All Too Often, Going To The Hospital Makes You Sicker

The next time you have to undergo an operation or give birth, you might want to check and see if your hospital has a reputation for making their patients even sicker than they already were.

Healthcare-acquired infections — bacterial, fungal and viral illnesses that patients can get from contaminated medical equipment, poorly done surgical incisions or antibiotics overuse — are a major problem in the U.S.

“So much death is happening from these infections,” said Doris Peter, director of the Consumer Reports Health Ratings Center. “It’s something that could happen to us or someone we know the next time we go to the hospital.”

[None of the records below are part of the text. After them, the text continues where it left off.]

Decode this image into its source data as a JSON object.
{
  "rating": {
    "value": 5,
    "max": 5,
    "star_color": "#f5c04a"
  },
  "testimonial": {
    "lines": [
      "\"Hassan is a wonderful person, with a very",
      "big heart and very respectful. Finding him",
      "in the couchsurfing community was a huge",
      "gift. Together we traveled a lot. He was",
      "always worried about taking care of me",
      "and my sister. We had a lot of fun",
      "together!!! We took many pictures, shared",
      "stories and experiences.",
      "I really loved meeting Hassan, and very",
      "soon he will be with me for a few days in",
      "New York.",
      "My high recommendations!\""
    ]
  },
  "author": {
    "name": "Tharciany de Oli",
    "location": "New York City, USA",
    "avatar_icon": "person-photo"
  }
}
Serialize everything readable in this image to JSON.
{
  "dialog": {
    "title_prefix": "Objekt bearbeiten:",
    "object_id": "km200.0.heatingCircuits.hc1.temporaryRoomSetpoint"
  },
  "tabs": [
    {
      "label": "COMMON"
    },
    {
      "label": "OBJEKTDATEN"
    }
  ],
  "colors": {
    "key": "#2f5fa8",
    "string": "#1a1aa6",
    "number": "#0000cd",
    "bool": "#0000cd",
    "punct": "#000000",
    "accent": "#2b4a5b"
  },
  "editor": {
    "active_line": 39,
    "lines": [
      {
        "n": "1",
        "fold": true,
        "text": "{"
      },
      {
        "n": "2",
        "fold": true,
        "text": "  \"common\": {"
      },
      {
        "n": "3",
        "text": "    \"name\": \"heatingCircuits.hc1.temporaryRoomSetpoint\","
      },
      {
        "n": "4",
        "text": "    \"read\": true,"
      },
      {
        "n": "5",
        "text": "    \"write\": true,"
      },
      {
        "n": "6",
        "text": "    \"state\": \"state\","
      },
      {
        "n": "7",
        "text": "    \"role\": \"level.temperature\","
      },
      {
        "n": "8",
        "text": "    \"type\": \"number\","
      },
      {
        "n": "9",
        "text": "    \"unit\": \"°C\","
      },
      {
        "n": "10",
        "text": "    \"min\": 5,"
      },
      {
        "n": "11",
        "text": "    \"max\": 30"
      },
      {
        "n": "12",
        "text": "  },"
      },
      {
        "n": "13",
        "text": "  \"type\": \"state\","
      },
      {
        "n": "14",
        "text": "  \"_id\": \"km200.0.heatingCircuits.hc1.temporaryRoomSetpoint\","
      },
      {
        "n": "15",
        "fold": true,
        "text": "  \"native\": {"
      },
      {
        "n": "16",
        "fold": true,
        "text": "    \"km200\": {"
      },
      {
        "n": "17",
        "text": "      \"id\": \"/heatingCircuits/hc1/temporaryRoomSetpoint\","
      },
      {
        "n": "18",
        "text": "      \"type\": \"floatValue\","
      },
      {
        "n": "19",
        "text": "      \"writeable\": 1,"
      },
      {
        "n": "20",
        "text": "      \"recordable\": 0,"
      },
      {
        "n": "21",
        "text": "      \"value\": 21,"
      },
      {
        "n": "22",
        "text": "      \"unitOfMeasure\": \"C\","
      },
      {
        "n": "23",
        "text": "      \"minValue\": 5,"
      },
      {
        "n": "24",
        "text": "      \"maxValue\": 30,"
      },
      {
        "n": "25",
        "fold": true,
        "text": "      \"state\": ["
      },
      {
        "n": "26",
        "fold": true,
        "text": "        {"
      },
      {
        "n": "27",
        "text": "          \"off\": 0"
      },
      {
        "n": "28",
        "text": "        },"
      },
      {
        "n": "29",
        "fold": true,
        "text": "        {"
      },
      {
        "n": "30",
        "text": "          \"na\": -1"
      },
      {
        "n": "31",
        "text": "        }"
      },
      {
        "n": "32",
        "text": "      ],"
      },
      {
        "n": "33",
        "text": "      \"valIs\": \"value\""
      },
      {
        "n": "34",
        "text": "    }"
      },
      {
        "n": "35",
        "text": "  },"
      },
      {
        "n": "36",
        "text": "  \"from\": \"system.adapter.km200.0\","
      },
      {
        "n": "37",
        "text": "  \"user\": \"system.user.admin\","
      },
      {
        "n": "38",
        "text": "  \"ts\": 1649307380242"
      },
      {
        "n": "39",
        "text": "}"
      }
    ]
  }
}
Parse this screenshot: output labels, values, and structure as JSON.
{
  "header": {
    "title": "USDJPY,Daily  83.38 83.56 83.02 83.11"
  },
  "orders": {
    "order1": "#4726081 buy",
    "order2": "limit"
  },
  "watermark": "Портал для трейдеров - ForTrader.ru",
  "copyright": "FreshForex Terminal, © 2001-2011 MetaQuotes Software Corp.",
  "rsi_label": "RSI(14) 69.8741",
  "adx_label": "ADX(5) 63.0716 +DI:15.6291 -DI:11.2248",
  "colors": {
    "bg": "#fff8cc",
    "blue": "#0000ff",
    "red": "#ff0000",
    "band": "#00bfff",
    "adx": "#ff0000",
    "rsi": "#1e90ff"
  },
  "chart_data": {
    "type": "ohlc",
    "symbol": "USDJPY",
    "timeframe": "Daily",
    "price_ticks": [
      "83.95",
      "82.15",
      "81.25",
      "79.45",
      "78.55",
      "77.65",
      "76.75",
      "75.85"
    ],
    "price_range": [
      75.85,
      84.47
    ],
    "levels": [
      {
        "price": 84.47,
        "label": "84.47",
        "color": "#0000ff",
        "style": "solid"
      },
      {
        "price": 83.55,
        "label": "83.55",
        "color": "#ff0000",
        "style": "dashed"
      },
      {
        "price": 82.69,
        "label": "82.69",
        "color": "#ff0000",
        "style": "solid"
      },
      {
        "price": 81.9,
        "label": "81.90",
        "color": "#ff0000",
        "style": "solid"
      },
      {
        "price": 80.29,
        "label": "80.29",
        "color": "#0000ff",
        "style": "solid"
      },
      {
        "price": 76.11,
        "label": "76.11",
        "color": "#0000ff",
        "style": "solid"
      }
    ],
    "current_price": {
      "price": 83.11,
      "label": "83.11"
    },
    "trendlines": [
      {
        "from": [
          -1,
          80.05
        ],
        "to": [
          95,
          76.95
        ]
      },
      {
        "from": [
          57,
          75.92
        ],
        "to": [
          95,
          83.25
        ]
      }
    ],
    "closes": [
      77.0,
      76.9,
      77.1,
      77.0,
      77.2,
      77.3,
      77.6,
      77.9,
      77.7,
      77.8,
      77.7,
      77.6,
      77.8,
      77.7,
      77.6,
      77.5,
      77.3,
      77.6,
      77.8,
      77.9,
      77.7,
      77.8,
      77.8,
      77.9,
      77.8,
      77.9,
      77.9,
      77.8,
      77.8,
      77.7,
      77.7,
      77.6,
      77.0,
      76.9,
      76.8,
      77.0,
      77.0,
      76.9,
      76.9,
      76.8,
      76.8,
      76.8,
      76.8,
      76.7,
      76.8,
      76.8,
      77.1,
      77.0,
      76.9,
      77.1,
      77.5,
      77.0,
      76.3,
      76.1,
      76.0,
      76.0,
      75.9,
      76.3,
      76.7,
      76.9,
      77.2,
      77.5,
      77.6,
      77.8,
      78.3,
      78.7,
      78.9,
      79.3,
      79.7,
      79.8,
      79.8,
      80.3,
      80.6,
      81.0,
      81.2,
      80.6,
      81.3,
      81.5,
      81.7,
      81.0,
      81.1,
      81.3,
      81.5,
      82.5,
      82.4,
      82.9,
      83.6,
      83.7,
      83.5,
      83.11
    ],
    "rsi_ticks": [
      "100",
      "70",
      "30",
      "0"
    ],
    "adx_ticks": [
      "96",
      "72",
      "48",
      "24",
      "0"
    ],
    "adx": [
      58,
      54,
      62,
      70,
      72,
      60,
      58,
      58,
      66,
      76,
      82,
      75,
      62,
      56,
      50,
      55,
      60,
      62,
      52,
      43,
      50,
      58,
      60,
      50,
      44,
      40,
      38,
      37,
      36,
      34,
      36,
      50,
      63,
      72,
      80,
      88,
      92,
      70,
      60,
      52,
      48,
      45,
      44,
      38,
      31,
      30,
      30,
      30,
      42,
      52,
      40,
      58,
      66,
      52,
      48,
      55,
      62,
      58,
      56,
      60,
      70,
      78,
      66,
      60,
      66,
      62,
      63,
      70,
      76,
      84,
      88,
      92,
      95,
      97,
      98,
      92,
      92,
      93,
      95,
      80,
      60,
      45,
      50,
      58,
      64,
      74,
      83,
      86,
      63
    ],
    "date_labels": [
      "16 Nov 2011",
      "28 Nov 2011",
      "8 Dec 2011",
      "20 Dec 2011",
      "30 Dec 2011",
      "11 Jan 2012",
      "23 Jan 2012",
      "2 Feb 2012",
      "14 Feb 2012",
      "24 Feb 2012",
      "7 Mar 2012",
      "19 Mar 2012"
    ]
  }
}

In an effort to help patients make informed decisions on where they should seek care, Consumer Reports released a hospital infections rating report on July 29. Using federal data, Peter and her team scored hospitals based on their rates of infections at surgical sites, catheter/urinary tract infections and bloodline infections. New this year, they also scored based on MRSA and C. diff, two common and drug-resistant bacterial infections that can spread easily and are potentially fatal.

This is not a niche issue and, as Peter said, it can be a matter of life and death: 648,000 patients got a total of 721,800 infections as a result of their care in 2011, the latest data year provided by the Centers for Disease Control and Prevention. And every day, more than 200 Americans with these types of infections will die during their hospital stays.

Surprisingly, prestigious hospitals aren’t immune from this problem. Consumer Reports found that acclaimed hospitals like Johns Hopkins Hospital in Maryland, Mount Sinai Hospital in New York City and Ronald Reagan UCLA Medical Center in Los Angeles all had high rates of these infections.